I’m really beginning to get my groove back and working in the garden is so energising. I have switched things around – normally I’d get on with the indoor work before rewarding myself by heading outdoors. But often I’d be so bogged down by the indoor stuff I’d barely get out the door to work on the garden, and then I’d convince myself there wasn’t enough time left in the day to really do much so I’d give the garden a spot of lip service and wonder why I wasn’t feeling the love.

This week I have been heading out there first and then doing my commitments indoors in the arvo, when the wasps come out. They are still hanging out in the garden in large numbers, but I have found we get on just fine. So long as I don’t bother them, they don’t bother me. Although I do worry about the wood they are stealing, over time this could be huge.

So today I took care of the needs of the Tuesday row. At first appearance there wasn’t much going on, but looks are deceiving and I was pottering about in the garden until well after two pm. The half leek half wheat bed didn’t need much, just a quick weed and feed and my lonely bedraggled zucchini is still alive and has some baby zukes that will hopefully reach a size worth eating.

The odds and sods bed was fun because the peanuts must have reached their overnight low temperature that is acceptable to them as their leaves had started to go brown. It wasn’t a frost as everyone else is still ok. But that meant I could dig them up. I love digging up peanuts, it is really exciting because you don’t know what you will get. By the looks of my haul, they like growing here. Hooray!
The melon bed got a makeover – I finally took down the netting and put it away for next time. It is a bit of a phaff fiddling about with all the knots, but I will thank myself for it next season when I have to get it out again. I then gave the bed a bit of a tickle, consulted the plan and sowed lupin seeds as a cover crop to add nitrogen rich organic material in preparation for the sweetcorn that will be hanging out in the bed next season.

The other beds, with salad, the broad beans that are supposed to be cover crops but started flowering so may just be an unexpected harvest of beans, and the peppers just needed a handful of tiny weeds removed and then a good water and a quick feed and the row is looking dapper. I also hoed around the beds in the row and there is something calming about this act. You get to slowly contemplate the plants in the beds beside the paths and think about the garden as a whole. I do enjoy this seemingly mind numbingly boring chore.

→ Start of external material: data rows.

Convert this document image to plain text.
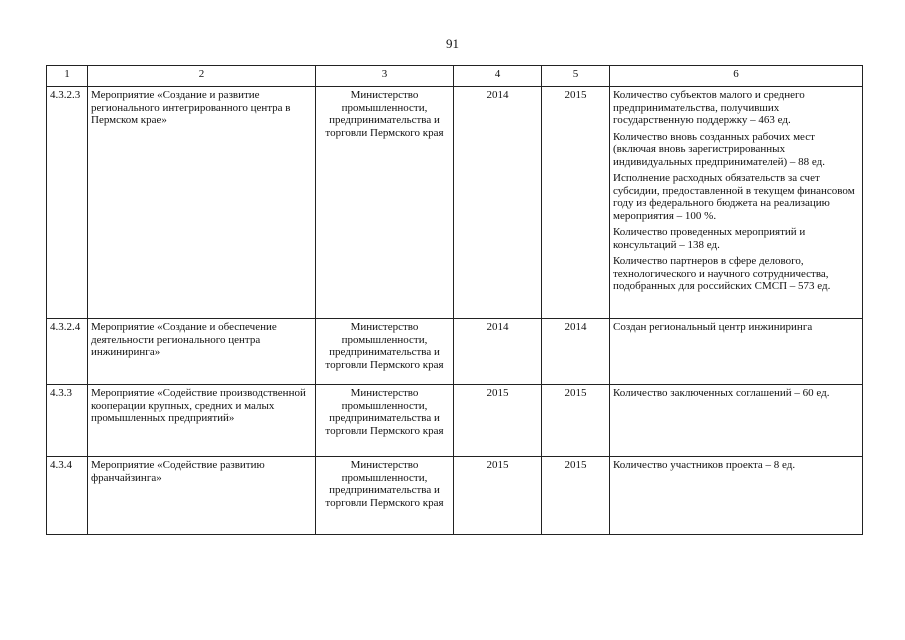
91
1	2	3	4	5	6
4.3.2.3	Мероприятие «Создание и развитие регионального интегрированного центра в Пермском крае»	Министерство промышленности, предпринимательства и торговли Пермского края	2014	2015	Количество субъектов малого и среднего предпринимательства, получивших государственную поддержку – 463 ед.

Количество вновь созданных рабочих мест (включая вновь зарегистрированных индивидуальных предпринимателей) – 88 ед.

Исполнение расходных обязательств за счет субсидии, предоставленной в текущем финансовом году из федерального бюджета на реализацию мероприятия – 100 %.

Количество проведенных мероприятий и консультаций – 138 ед.

Количество партнеров в сфере делового, технологического и научного сотрудничества, подобранных для российских СМСП – 573 ед.

4.3.2.4	Мероприятие «Создание и обеспечение деятельности регионального центра инжиниринга»	Министерство промышленности, предпринимательства и торговли Пермского края	2014	2014	Создан региональный центр инжиниринга

4.3.3	Мероприятие «Содействие производственной кооперации крупных, средних и малых промышленных предприятий»	Министерство промышленности, предпринимательства и торговли Пермского края	2015	2015	Количество заключенных соглашений – 60 ед.

4.3.4	Мероприятие «Содействие развитию франчайзинга»	Министерство промышленности, предпринимательства и торговли Пермского края	2015	2015	Количество участников проекта – 8 ед.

The last job of the day was to pop the spuds into pots. I’ll keep them in the dome over the cold of the winter so we can have fresh spuds sooner rather than later. Oh, and while we are talking about waiting for things – the first signs of garlic have popped up! Yay!

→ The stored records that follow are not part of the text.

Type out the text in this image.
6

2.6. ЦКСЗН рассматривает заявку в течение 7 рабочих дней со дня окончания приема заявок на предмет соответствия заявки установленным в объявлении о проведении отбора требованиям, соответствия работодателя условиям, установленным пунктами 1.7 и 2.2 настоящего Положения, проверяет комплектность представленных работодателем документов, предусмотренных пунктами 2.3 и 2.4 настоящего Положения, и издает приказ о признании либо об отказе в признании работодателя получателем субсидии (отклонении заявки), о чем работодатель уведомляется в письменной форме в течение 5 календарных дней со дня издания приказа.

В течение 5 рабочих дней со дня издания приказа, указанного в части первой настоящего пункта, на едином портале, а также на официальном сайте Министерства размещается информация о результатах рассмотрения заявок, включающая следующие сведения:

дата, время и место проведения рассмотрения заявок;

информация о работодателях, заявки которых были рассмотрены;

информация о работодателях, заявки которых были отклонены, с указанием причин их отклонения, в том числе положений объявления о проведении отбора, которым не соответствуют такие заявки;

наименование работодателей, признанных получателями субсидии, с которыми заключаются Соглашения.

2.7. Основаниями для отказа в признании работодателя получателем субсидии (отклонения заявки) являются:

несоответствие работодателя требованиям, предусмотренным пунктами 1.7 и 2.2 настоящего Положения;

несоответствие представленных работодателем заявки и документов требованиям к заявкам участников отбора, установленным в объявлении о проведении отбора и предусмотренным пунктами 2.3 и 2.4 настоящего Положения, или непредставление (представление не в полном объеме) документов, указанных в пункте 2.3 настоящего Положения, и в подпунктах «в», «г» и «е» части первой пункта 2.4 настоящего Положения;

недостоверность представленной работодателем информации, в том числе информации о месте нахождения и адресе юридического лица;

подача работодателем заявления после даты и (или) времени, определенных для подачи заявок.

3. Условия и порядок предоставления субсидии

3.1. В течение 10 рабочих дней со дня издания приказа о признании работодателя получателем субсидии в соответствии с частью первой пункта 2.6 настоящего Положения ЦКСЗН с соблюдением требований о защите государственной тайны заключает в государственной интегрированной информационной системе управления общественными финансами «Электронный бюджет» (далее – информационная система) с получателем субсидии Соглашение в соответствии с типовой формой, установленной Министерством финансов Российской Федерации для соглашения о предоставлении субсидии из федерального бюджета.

Tomorrow it is the turn of row three – the Wednesday row and I should think about some other little project to go with it so I’m not just treading water in the same spot but making headway. And speaking of water I really should check the weather forecast, it has been suspiciously nice for too long, surely there is rain on the horizon?
Come again soon – I’m loving my Make May Count idea; it is really motivating.
Sarah the Gardener : o)
It’s always a pleasure follow you around your garden, Sarah. You write with such an authentic voice. I’m glad you’re feeling better, and I’m pleased, too, that you’ve started your day outdoors.
Thanks so much Alys. It makes so much more sense to start in the garden. The other way round there just wasn’t the time or the energy left over, but paperwork can be done relaxing in the evening with my feet up! : o)
Exactly!
What sorts of lupine are used. We use many other cover crops, but no lupines, even though quite a few are native here.
To be honest I’m not sure what variety the lupin is – the packs just says lupin seed for green manure and as you are supposed to dig them in before they flower I can’t even say what colour the flowers are! But as they are nitrogen fixing legumes then all of them would probably do the job nicely. : o)
I would say that they are likely arroyo lupine, but I would not know either. Some of our native lupines are too substantial to till in. Others are too diminutive to contribute much. The arroyo lupine is used for for hydroseeding excavated areas along the roadways. Although it is native nearby, it does not naturalize enough to become invasive here. If It did, I don’t think it would be a problem, since the natural range is not too far from here. Anyway, it might have been selected for cover crop because it is not invasive. Of course, the standards would be different in your region.